The observed p-value, or calculated p-value, is calculated as part of a statistical test. The observed p-value is the probability under the null hypothesis of observing data that leads to a test statistic as or more extreme than the test statistic actually observed in the experiment. The definition of "extreme" varies depending on your test, e.g. one-sided versus two-sided. The common usage of the phrase "the p-value" usually refers to the observed p-value.
We reject the null hypothesis if the observed p-value is less than or equal to the critical p-value. This is because, under the null hypothesis, the observed p-value is uniformly distributed on $[0,1]$. Thus the probability that we reject the null when in fact the null is true is equal to the critical p-value.

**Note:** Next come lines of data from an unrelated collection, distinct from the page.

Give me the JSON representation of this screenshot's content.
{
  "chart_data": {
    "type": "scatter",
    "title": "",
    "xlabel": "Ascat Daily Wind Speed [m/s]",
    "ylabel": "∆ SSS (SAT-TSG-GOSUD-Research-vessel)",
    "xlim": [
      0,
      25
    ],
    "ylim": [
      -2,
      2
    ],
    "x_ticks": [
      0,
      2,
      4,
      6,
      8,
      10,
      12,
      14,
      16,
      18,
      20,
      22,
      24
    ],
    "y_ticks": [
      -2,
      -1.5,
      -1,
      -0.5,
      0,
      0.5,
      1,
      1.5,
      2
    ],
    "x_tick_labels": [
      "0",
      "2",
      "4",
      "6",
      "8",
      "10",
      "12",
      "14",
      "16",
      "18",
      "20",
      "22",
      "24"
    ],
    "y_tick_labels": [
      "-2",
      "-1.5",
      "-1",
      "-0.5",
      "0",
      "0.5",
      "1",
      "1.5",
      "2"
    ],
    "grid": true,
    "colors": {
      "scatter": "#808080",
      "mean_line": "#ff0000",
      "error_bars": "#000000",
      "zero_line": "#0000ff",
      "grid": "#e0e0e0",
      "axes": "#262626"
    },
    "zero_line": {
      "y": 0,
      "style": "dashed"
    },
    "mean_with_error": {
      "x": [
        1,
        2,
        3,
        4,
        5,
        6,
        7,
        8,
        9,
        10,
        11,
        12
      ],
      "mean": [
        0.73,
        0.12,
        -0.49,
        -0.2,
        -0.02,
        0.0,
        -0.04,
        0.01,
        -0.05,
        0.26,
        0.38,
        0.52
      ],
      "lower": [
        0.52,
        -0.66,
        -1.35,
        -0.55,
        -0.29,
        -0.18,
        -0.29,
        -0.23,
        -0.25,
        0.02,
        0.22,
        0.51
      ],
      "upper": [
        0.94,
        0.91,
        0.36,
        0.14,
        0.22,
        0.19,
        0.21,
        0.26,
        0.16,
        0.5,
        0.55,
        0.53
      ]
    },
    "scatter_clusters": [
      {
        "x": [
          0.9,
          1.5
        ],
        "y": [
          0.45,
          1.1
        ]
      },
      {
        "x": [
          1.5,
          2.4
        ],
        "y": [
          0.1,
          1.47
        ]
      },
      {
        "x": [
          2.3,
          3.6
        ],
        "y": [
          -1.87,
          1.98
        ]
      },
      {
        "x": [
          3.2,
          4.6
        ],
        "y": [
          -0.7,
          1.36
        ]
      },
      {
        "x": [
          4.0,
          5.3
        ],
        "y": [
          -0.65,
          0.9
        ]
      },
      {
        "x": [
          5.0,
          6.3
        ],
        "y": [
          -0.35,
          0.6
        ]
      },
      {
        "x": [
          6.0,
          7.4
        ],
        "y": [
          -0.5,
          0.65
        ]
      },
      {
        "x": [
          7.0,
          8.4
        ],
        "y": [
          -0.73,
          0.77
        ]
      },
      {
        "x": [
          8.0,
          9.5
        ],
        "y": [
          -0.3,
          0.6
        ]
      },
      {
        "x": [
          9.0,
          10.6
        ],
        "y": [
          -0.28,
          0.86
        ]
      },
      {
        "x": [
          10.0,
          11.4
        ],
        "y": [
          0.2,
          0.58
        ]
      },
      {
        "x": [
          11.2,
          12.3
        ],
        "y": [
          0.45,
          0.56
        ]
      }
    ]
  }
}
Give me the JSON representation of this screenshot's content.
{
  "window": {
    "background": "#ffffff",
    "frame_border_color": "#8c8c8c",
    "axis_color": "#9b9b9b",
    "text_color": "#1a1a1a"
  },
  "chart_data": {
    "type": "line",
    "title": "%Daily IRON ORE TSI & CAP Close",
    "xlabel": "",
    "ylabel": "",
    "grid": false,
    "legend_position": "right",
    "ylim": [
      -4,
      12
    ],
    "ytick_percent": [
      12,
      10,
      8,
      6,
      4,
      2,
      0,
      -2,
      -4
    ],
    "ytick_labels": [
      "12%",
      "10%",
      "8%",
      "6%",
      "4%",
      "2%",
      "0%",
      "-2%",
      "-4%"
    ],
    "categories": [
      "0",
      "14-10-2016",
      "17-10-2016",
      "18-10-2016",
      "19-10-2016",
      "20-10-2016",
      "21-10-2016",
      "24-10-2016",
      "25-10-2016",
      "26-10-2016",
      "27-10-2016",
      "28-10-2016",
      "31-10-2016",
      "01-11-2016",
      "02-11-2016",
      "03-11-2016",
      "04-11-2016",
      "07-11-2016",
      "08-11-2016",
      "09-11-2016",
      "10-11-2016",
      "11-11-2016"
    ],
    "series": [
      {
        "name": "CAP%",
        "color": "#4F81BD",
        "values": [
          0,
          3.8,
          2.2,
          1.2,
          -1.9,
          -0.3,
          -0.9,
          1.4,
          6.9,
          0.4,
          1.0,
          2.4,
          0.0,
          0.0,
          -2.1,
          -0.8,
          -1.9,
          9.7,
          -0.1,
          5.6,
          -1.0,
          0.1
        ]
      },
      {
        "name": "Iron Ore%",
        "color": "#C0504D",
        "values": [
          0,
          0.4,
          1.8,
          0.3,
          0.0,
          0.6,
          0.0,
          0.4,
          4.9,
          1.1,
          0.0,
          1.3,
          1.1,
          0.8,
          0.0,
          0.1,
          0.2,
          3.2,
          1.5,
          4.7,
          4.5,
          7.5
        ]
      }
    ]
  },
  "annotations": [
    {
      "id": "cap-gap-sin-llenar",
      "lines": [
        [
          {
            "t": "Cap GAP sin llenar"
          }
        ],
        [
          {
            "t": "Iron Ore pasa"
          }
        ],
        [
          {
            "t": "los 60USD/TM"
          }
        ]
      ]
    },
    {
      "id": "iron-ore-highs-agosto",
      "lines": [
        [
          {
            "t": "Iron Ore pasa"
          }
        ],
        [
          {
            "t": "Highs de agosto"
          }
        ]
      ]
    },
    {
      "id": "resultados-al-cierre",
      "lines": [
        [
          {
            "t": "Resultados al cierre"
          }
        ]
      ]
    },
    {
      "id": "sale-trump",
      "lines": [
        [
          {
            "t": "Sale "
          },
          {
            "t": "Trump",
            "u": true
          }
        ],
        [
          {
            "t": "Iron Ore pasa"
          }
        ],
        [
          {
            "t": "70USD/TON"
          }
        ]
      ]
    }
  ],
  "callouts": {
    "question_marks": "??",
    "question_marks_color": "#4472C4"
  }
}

Edit: The full section in [1] is talking about the observed p-values, but the one line you quoted only makes sense when talking about the critical p-value. If you were to force it to be about observed p-values and be correct, it would be something like "It is the probability of a new, identical study wrongly rejecting the null hypothesis if you set your alpha-level equal to it." Strictly speaking, once you've done your analysis, the probability of wrongly rejecting the null hypothesis is either 0 or 1, depending on whether or not the null hypothesis is true and whether or not you rejected it!